Saturday, 21 November 2009

Anticipating Diana Devon


I’ve never had any dealings with the publishers Robert Hale, but I am full of admiration for the way in which they have achieved the publication of all the previously uncollected short stories by that wonderful writer Michael Gilbert.

The latest book of Gilbert stories has just landed on my doorstep, courtesy of Tangled Web UK, for whom I shall be reviewing the collection. It’s called The Murder of Diana Devon and Other Mysteries, and it’s been edited by John Cooper (co-author of a wonderful book about collecting detective fiction which I’d love to see reissued and brought up to date.)

Cooper says in his introduction that Gilbert ‘was one of the greatest crime writers to emerge after World War II’. He was awarded the CWA’s Cartier Diamond Dagger and both the Mystery Writers of America and the Swedish Academy of Detection honoured him as a Grand Master. He published 30 novels and no fewer than 185 short stories, all of which have now been gathered together in 14 volumes.
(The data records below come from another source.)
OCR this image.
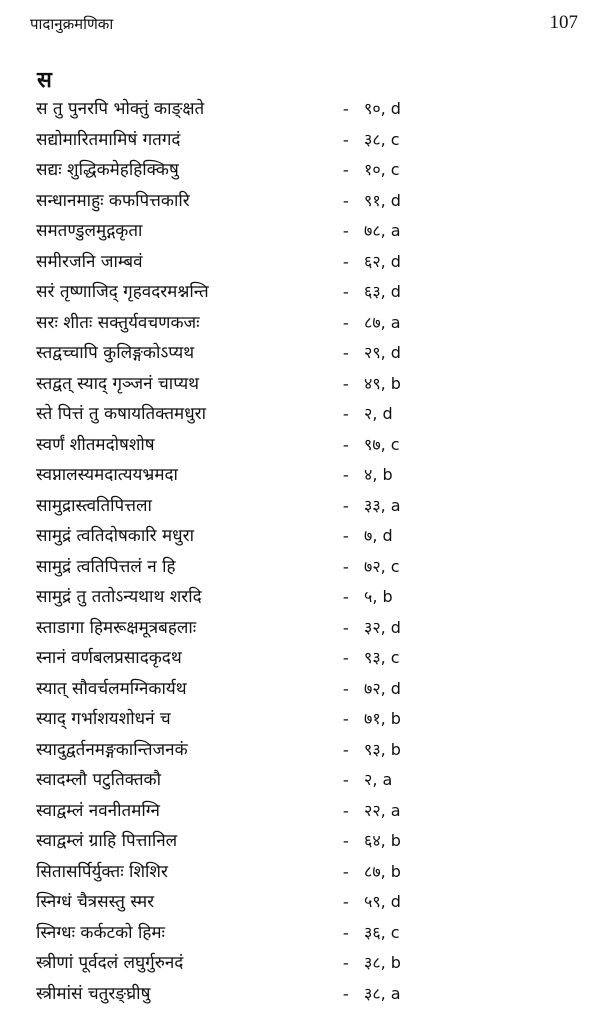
पादानुक्रमणिका	107
स
स तु पुनरपि भोक्तुं काङ्क्षते	- ९०, d
सद्योमारितमामिषं गतगदं	- ३८, c
सद्यः शुद्धिकमेहहिक्किषु	- १०, c
सन्धानमाहुः कफपित्तकारि	- ९१, d
समतण्डुलमुद्गकृता	- ७८, a
समीरजनि जाम्बवं	- ६२, d
सरं तृष्णाजिद् गृहवदरमश्नन्ति	- ६३, d
सरः शीतः सक्तुर्यवचणकजः	- ८७, a
स्तद्वच्चापि कुलिङ्गकोऽप्यथ	- २९, d
स्तद्वत् स्याद् गृञ्जनं चाप्यथ	- ४९, b
स्ते पित्तं तु कषायतिक्तमधुरा	- २, d
स्वर्णं शीतमदोषशोष	- ९७, c
स्वप्नालस्यमदात्ययभ्रमदा	- ४, b
सामुद्रास्त्वतिपित्तला	- ३३, a
सामुद्रं त्वतिदोषकारि मधुरा	- ७, d
सामुद्रं त्वतिपित्तलं न हि	- ७२, c
सामुद्रं तु ततोऽन्यथाथ शरदि	- ५, b
स्ताडागा हिमरूक्षमूत्रबहलाः	- ३२, d
स्नानं वर्णबलप्रसादकृदथ	- ९३, c
स्यात् सौवर्चलमग्निकार्यथ	- ७२, d
स्याद् गर्भाशयशोधनं च	- ७१, b
स्यादुद्वर्तनमङ्गकान्तिजनकं	- ९३, b
स्वादम्लौ पटुतिक्तकौ	- २, a
स्वाद्वम्लं नवनीतमग्नि	- २२, a
स्वाद्वम्लं ग्राहि पित्तानिल	- ६४, b
सितासर्पिर्युक्तः शिशिर	- ८७, b
स्निग्धं चैत्रसस्तु स्मर	- ५९, d
स्निग्धः कर्कटको हिमः	- ३६, c
स्त्रीणां पूर्वदलं लघुर्गुरुनदं	- ३८, b
स्त्रीमांसं चतुरङ्घ्रीषु	- ३८, a
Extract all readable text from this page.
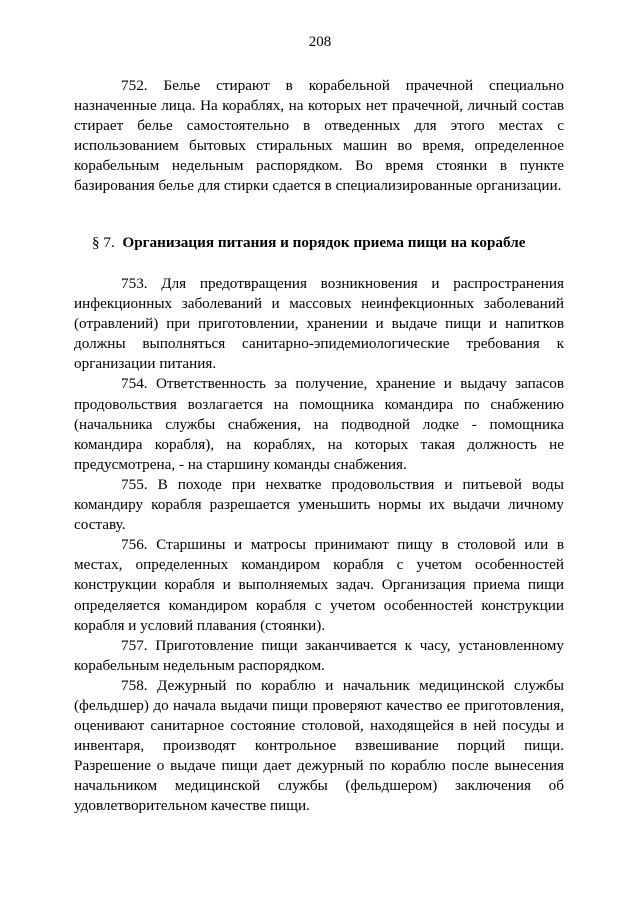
208

752. Белье стирают в корабельной прачечной специально назначенные лица. На кораблях, на которых нет прачечной, личный состав стирает белье самостоятельно в отведенных для этого местах с использованием бытовых стиральных машин во время, определенное корабельным недельным распорядком. Во время стоянки в пункте базирования белье для стирки сдается в специализированные организации.

§ 7. Организация питания и порядок приема пищи на корабле

753. Для предотвращения возникновения и распространения инфекционных заболеваний и массовых неинфекционных заболеваний (отравлений) при приготовлении, хранении и выдаче пищи и напитков должны выполняться санитарно-эпидемиологические требования к организации питания.

754. Ответственность за получение, хранение и выдачу запасов продовольствия возлагается на помощника командира по снабжению (начальника службы снабжения, на подводной лодке - помощника командира корабля), на кораблях, на которых такая должность не предусмотрена, - на старшину команды снабжения.

755. В походе при нехватке продовольствия и питьевой воды командиру корабля разрешается уменьшить нормы их выдачи личному составу.

756. Старшины и матросы принимают пищу в столовой или в местах, определенных командиром корабля с учетом особенностей конструкции корабля и выполняемых задач. Организация приема пищи определяется командиром корабля с учетом особенностей конструкции корабля и условий плавания (стоянки).

757. Приготовление пищи заканчивается к часу, установленному корабельным недельным распорядком.

758. Дежурный по кораблю и начальник медицинской службы (фельдшер) до начала выдачи пищи проверяют качество ее приготовления, оценивают санитарное состояние столовой, находящейся в ней посуды и инвентаря, производят контрольное взвешивание порций пищи. Разрешение о выдаче пищи дает дежурный по кораблю после вынесения начальником медицинской службы (фельдшером) заключения об удовлетворительном качестве пищи.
Gilbert was a fluent and varied writer, and although Smallbone Deceased is widely regarded as his masterpiece, many of his other novels can still be read with enormous pleasure. I’ve mentioned some of them on this blog over the last couple of years. He was equally adept at the short form, and I’m anticipating The Murder of Diana Devon with a great deal of pleasure.

Monday, 16 February 2009

Michael Gilbert

I’ve mentioned Michael Gilbert a few times in this blog, and one of his titles is my ‘forgotten book’ this coming Friday. He’s a writer whom I came across in my teens. My parents liked his books and encouraged me to read him.

They had an ulterior motive, actually. The biographical note in the Gilbert books that Hodder published in those days explained that Gilbert combined a career as a solicitor with his crime writing. He achieved a good deal of success in both fields (he was Raymond Chandler’s solicitor in England, incidentally and a good friend of the great man). At this time my parents were unnerved by my stated ambition to become a crime writer, and naturally wanted me to have a ‘proper job’. When I proved resistant to this, they pointed to Michael Gilbert as an example of someone who wore both hats.

Duly persuaded, I studied law and ultimately became a solicitor. I remained a firm fan of Michael Gilbert’s books and during the 1980s, I persuaded a legal magazine to allow me to write an article about his work. This gave me the chance to interview a man who was something of a hero. I talked to him at length on the telephone and found him as urbane and likeable as his books. He was, too, remarkably and genuinely modest, a man who had spent most of his career in a world where solicitors were not allowed to advertise and in grave trouble if they did so surreptitiously.

After that, we spoke again on various occasions. He encouraged my own writing and was kind enough to provide an extremely positive quote for Eve of Destruction (something he seldom, if ever, did for other writers, and something of which I am rather proud). In later years he allowed me to reprint some of his classic short stories for CWA anthologies and shared with me his disappointment at the lack of critical attention given to The Queen against Karl Mullen, one of his last books, and quite splendid. The pity was that, by the time the novel came out, Michael Gilbert was no longer truly fashionable. Even Hodder, to whom he had long been faithful, dropped him. He had won much acclaim, including the CWA Cartier Diamond Dagger, but he is associated primarily with the post-war era, in which his most famous whodunit, Smallbone Deceased, is set. Yet he wrote with great accomplishment for half a century.

One other thing about Michael Gilbert. He had a great deal of insight into the crime genre in all its forms. As well as many novels and countless short stories, he wrote with success for both tv and stage, and Death in Captivity , Danger Within, was enjoyably filmed by Don Chaffey. He was a friend and admirer of Cyril Hare, and edited a posthumous collection of Hare’s best short stories. He wrote intelligently about the work of other writers, and thereby introduced me to such notable authors as Henry Wade and Christianna Brand.

Oh, and he and his wife found time to produce seven children, one of whom also became a successful writer. Quite a man.